The Menace of Strategic Default
Eighteen years ago, when I bought my first apartment in Chicago, I asked my broker whether, if I defaulted on my mortgage, the lender could come after my income after repossessing the house. I had heard that some states didn’t allow that, and I wondered if Illinois was among them. To my surprise, the broker didn’t know, either, but she promised to find out. It clearly wasn’t a burning question for her, since she still wasn’t able to answer it the next time we met. Our ignorance wasn’t unique. Confident that house prices would never stop rising, most Americans never bothered to check what would happen if they defaulted. After all, who would walk away from a house worth more than the mortgage?
Today, the matter is far from theoretical for the 15.2 million American households holding mortgages that exceed the value of their homes. It will help determine how many of them choose to “default strategically”—that is, walk away from their mortgages even when they can afford them, because they’ve determined that it’s no longer worth it to keep paying. And that, in turn, will help determine the future health of the American housing market—and thus of the U.S. economy.

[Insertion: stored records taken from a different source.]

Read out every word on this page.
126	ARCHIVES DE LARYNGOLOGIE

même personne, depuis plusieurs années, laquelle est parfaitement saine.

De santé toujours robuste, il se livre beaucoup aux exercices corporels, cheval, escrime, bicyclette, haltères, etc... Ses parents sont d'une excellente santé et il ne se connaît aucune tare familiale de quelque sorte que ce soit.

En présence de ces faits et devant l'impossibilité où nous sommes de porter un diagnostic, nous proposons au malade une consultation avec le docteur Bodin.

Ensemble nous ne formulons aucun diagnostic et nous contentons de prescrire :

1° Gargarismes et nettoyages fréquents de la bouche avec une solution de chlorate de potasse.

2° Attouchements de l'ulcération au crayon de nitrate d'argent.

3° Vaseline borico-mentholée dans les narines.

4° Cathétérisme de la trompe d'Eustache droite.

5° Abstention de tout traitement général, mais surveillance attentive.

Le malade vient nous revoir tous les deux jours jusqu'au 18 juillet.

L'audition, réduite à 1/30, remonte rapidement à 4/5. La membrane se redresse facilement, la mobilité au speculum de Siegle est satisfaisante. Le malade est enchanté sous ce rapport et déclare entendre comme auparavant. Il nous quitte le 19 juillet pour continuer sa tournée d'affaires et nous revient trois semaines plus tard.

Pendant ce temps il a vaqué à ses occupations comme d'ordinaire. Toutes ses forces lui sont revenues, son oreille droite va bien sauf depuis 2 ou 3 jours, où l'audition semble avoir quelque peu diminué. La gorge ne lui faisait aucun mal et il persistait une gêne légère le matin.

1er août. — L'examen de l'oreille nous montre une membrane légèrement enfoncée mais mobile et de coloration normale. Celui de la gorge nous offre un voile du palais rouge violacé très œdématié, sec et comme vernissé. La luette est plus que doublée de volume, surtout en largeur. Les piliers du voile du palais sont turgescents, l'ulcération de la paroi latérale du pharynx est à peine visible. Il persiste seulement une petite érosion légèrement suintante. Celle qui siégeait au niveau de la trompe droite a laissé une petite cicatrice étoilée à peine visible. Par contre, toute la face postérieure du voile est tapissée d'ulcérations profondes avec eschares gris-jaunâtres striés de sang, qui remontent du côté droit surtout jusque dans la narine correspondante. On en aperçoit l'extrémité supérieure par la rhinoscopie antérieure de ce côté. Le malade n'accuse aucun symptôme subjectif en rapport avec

Many people think that we don’t have to worry about widespread strategic defaults. When I discussed the problem with a board member of one of the top four American banks, he categorically denied its existence: “The idea that people would walk away from their homes when they can still afford to pay the mortgage is unfounded.” A study from the Federal Reserve of Boston seems to confirm his skepticism. Evaluating Massachusetts homeowners during the 1990–91 recession, it found that only 6.4 percent of “underwater” borrowers—that is, those burdened with mortgages that exceeded the value of their homes—ended up in foreclosure. And not all of those households were defaulting strategically; many, presumably, were actually unable to pay their mortgages.